# Northern lights.



## rob28 (Nov 7, 2008)

These are the reason I want to upgrade from my current EOS 40D to a 6D - better low light and high ISO capabilities for just this scenario.

Northern lights 3 by Rob2828, on Flickr

Northern lights 2 by Rob2828, on Flickr

Northern lights 1 by Rob2828, on Flickr


----------



## Maxtor (Feb 23, 2007)

WOW, great shots!!!! :thumb:


----------



## LSpec (Apr 7, 2013)

very good


----------



## Crafoo (Oct 27, 2013)

Was really active last night, apparently could be seen in the midlands of England, gutted I missed it.

I went to Iceland recently and saw nothing lol, typical.


----------



## Paul_W (Feb 11, 2006)

Crafoo said:


> Was really active last night, apparently could be seen in the midlands of England, gutted I missed it.

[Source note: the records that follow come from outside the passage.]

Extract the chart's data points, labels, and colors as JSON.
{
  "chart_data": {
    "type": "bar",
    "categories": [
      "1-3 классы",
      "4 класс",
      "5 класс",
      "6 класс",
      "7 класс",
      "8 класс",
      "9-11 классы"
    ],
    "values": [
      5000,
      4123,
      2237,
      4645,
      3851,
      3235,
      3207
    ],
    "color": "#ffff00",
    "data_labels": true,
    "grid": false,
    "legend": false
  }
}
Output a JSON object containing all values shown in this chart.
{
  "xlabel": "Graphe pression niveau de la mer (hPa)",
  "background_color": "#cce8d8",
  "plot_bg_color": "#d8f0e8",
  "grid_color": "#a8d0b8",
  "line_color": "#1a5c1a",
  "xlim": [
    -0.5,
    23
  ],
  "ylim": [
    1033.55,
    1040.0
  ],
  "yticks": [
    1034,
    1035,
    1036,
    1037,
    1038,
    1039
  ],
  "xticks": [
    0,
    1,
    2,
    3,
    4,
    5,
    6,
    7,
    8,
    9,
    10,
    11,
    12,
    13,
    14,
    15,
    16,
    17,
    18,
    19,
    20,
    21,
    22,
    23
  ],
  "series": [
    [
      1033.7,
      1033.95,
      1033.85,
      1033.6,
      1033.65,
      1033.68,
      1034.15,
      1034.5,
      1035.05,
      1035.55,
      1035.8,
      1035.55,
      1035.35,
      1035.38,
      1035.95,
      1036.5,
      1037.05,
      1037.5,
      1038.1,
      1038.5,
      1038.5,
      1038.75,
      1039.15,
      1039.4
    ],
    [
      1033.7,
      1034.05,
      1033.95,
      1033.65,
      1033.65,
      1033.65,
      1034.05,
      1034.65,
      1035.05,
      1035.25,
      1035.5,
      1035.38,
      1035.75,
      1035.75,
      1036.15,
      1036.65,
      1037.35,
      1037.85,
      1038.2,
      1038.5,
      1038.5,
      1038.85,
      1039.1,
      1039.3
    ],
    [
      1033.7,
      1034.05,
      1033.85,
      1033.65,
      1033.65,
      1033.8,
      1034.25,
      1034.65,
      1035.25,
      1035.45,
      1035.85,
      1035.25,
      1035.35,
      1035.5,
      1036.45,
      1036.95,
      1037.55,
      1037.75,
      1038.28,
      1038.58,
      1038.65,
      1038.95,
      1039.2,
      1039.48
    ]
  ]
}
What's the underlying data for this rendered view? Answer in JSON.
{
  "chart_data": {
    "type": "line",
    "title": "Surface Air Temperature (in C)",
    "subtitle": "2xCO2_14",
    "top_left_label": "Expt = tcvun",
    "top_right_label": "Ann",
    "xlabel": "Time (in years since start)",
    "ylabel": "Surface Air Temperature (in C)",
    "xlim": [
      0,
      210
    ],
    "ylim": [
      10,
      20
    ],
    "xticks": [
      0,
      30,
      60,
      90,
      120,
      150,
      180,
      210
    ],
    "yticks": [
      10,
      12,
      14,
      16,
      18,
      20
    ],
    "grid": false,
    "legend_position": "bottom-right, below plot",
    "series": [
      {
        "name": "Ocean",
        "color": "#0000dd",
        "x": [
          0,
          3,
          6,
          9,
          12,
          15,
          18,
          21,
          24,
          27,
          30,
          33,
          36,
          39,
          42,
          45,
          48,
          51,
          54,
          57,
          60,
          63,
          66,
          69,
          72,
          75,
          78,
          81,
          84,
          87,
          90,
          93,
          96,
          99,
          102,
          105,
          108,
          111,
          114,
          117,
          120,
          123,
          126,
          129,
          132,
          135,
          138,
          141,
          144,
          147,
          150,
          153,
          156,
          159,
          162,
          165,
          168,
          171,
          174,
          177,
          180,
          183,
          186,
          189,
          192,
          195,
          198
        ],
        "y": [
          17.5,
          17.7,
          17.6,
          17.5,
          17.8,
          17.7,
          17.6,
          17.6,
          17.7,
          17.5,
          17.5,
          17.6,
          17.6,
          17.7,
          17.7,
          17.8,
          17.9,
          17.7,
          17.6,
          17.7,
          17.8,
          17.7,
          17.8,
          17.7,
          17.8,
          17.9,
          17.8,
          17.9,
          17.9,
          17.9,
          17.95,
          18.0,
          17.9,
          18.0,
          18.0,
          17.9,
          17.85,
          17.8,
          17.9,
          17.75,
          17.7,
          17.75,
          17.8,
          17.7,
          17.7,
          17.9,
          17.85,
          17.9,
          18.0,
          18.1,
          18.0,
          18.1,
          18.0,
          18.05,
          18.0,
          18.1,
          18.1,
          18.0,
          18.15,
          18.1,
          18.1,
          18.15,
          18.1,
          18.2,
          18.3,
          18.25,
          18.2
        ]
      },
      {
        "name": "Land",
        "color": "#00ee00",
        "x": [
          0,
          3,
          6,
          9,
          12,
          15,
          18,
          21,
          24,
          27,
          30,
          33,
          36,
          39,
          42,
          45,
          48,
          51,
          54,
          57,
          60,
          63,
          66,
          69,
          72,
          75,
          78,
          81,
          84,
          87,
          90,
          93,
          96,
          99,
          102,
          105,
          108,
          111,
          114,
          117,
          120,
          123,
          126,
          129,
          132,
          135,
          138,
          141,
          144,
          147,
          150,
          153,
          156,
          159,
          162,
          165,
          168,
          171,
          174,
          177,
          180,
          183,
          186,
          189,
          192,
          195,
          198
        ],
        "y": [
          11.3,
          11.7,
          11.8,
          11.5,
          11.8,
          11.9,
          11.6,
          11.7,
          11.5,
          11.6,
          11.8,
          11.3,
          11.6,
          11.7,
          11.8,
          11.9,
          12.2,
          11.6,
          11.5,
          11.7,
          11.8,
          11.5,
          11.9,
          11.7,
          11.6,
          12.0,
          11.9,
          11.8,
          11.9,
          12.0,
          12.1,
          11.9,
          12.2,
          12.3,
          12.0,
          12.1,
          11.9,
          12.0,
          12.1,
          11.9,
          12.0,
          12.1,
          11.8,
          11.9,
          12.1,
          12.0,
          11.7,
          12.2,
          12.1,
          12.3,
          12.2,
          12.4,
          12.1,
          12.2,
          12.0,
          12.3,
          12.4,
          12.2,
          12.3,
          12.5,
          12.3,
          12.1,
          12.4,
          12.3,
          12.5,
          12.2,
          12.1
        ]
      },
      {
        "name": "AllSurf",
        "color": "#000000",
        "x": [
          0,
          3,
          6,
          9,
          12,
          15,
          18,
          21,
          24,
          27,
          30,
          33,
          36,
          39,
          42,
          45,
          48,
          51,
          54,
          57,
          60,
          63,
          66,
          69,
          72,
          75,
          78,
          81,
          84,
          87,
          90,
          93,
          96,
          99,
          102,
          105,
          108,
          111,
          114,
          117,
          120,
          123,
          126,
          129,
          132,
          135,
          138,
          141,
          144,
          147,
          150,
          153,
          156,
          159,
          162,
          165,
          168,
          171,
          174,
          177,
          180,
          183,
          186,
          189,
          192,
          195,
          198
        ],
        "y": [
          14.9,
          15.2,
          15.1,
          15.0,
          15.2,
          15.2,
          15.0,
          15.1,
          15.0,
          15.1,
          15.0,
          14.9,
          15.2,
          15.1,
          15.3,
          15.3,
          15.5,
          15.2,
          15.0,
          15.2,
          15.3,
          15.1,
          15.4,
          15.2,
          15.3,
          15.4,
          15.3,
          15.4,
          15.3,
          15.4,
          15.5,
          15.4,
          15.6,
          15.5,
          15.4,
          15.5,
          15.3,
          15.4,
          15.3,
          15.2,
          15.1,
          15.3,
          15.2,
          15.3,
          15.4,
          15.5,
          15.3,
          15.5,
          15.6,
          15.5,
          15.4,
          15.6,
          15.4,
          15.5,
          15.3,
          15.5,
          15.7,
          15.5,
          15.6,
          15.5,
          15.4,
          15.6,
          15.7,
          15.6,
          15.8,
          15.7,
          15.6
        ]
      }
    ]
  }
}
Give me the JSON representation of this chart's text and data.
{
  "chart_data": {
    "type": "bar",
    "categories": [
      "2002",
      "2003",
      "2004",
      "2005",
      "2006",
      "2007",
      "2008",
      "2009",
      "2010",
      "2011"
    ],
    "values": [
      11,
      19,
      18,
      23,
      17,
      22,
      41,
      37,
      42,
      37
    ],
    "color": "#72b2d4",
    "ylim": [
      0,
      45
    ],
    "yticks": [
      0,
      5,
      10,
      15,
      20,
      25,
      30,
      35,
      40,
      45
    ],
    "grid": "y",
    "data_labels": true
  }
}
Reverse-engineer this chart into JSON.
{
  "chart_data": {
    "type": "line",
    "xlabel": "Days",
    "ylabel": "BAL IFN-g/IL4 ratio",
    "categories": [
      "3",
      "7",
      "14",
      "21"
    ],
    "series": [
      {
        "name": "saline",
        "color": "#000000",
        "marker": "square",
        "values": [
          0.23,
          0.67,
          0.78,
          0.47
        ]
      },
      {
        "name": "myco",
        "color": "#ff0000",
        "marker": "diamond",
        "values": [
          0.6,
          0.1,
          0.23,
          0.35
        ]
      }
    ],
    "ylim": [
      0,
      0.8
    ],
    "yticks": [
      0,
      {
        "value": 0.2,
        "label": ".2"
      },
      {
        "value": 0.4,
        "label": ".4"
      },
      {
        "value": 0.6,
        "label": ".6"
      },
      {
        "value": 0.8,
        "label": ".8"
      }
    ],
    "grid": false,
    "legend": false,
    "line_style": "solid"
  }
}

Me too. I'm in Rutland. I read about it online last night, took one look out the window and saw fog so didn't bother doing anything. Today I found out that a couple of miles away there was no fog at all. Gutted


----------



## Shiny (Apr 23, 2007)

Lovely pics.

A lady i used to work with now lives in Canada and posts some great shots to her FB page. Might give you some ideas https://m.facebook.com/ArcticLensPhotography


----------



## Crafoo (Oct 27, 2013)

Paul_W said:


> Me too. I'm in Rutland. I read about it online last night, took one look out the window and saw fog so didn't bother doing anything. Today I found out that a couple of miles away there was no fog at all. Gutted


It's one of those things that i really do want to see and was gutted to miss it due to cloud cover when i was in Iceland. I had no idea it wastes active until it was too late to see it in the UK. I'm sure I'll be going back to Iceland at some point though so hopefully I'll be a bit luckier.


----------



## GleemSpray (Jan 26, 2014)

We saw them a couple of years back flying back from the States and during the night period the cabin crew came round to those who were awake and said if you look out the left side you will see the Northern Lights! 

It was a great display.


----------



## 5kinner (Nov 24, 2014)

Great Shots! We've just come back from Iceland, but didn't see them. I suppose it's given an excuse to go back though.


----------



## Crafoo (Oct 27, 2013)

5kinner said:


> Great Shots! We've just come back from Iceland, but didn't see them. I suppose it's given an excuse to go back though.


Isn't it just the most astonishing country.

Me and the missus fell in love with the place and can't wait to go back at some point.


----------



## stevieR26 (Feb 21, 2010)

Wow amazing pics !


----------